Greve de funcionários públicos em Portugal - PATRICIA DE MELO MOREIRA/AFP
Greve de funcionários públicos em Portugal Imagem: PATRICIA DE MELO MOREIRA/AFP

31/01/2020 16h43

Os funcionários públicos portugueses organizaram hoje uma greve para reivindicar melhores salários. O movimento contou com uma forte adesão do pessoal dos serviços de saúde, afetando particularmente os hospitais do país. Muitas escolas também foram fechadas.

Apesar da chuva e do frio, pelo menos 6 mil manifestantes participaram de uma passeata no centro de Lisboa. O cortejo passou ao lado da residência oficial do primeiro-ministro, António Costa.

Além da manifestação nas ruas, a mobilização se sentiu principalmente nos serviços públicos. O Centro Hospitalar e Universitário de Coimbra funcionou parcialmente durante o dia. A situação foi a mesma no Hospital São João, no Porto, o maior do norte do país, e em algumas unidades de Algarve.
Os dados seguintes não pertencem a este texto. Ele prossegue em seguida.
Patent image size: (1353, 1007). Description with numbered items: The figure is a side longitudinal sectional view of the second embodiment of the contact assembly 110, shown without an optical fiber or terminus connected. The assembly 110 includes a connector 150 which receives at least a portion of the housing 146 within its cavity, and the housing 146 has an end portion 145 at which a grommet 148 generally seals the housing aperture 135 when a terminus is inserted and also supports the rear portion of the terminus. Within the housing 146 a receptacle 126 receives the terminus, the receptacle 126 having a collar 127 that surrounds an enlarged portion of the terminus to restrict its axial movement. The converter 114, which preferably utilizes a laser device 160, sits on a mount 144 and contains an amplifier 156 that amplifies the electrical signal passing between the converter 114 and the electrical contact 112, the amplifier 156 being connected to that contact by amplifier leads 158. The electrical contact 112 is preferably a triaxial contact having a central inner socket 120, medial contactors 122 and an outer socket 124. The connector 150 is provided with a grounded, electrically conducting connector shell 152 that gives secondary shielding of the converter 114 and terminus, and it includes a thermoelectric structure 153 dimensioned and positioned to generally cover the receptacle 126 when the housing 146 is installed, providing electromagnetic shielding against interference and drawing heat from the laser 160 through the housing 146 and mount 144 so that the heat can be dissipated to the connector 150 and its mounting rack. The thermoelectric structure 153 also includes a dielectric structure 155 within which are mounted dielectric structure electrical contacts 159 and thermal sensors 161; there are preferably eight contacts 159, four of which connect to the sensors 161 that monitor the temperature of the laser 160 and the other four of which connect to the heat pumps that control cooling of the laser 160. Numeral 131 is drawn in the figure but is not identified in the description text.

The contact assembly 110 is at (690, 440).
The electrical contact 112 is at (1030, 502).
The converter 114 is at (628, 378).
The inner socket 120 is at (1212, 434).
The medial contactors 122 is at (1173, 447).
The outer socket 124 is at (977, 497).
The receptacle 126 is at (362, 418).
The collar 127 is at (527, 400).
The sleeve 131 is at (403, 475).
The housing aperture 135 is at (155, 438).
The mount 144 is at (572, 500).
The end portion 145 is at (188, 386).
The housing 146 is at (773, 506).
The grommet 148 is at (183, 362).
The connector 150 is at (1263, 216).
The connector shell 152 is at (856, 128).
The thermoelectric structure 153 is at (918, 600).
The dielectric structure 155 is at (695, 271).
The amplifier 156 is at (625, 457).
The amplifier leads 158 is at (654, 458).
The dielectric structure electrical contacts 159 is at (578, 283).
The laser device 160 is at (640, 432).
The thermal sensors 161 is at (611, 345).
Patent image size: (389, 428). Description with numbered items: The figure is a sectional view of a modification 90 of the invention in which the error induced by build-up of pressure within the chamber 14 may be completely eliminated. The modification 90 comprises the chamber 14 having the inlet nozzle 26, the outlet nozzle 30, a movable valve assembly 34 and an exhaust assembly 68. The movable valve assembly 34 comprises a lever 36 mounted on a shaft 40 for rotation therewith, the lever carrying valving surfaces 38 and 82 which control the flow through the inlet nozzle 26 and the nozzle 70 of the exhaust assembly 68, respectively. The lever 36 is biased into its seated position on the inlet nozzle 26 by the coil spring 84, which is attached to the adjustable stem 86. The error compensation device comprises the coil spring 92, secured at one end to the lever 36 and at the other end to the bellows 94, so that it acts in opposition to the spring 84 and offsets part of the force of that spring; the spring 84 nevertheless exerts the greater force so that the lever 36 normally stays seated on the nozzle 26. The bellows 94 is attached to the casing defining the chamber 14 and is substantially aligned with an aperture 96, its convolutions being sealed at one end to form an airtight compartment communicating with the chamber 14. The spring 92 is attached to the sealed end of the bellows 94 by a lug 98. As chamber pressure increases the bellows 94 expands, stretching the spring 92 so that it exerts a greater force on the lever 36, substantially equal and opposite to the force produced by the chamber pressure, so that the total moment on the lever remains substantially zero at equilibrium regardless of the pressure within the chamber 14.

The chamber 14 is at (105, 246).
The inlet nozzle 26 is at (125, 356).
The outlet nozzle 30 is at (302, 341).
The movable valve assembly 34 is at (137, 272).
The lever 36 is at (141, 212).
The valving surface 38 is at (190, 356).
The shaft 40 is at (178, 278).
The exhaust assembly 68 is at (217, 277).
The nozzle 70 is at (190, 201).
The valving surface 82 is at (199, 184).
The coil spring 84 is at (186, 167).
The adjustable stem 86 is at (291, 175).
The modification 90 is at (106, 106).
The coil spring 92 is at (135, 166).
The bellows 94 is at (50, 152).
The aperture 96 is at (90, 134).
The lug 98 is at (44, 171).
Várias escolas também ficaram fechadas e até o recolhimento de lixo foi afetado em diferentes cidades do país.

Os grevistas reivindicam um reajuste salarial acima dos 0,3% propostos pelo governo socialista no orçamento que deve ser adotado na próxima semana. "Margem para aumentos há", declarou a coordenadora da Frente Comum dos sindicatos, Ana Avoila, lembrando que a situação econômica do país melhorou desde o plano de rigor instaurado em Portugal em 2010. Segundo ela, "não há argumentos para o governo fazer o que fez durante o período da Troika".

A ministra portuguesa da Função Pública, Alexandra Leitão, chamou os sindicatos para discussões. Segundo ela, o país dispõe de uma "margem orçamentária" para negociar.

Essa foi a primeira greve nacional dos funcionários públicos desde que o atual governo liderado por António Costa tomou posse, em outubro. Antes dele, a aliança dos socialistas com a esquerda radical, que assumiu o poder em 2015, reestabeleceu os salários dos funcionários públicos. No entanto, mesmo se as remunerações voltaram ao que era antes da crise, os servidores praticamente não tiveram aumento.

Em 2019, a remuneração mínima dos funcionários públicos passou de 600 euros para 635,07 euros.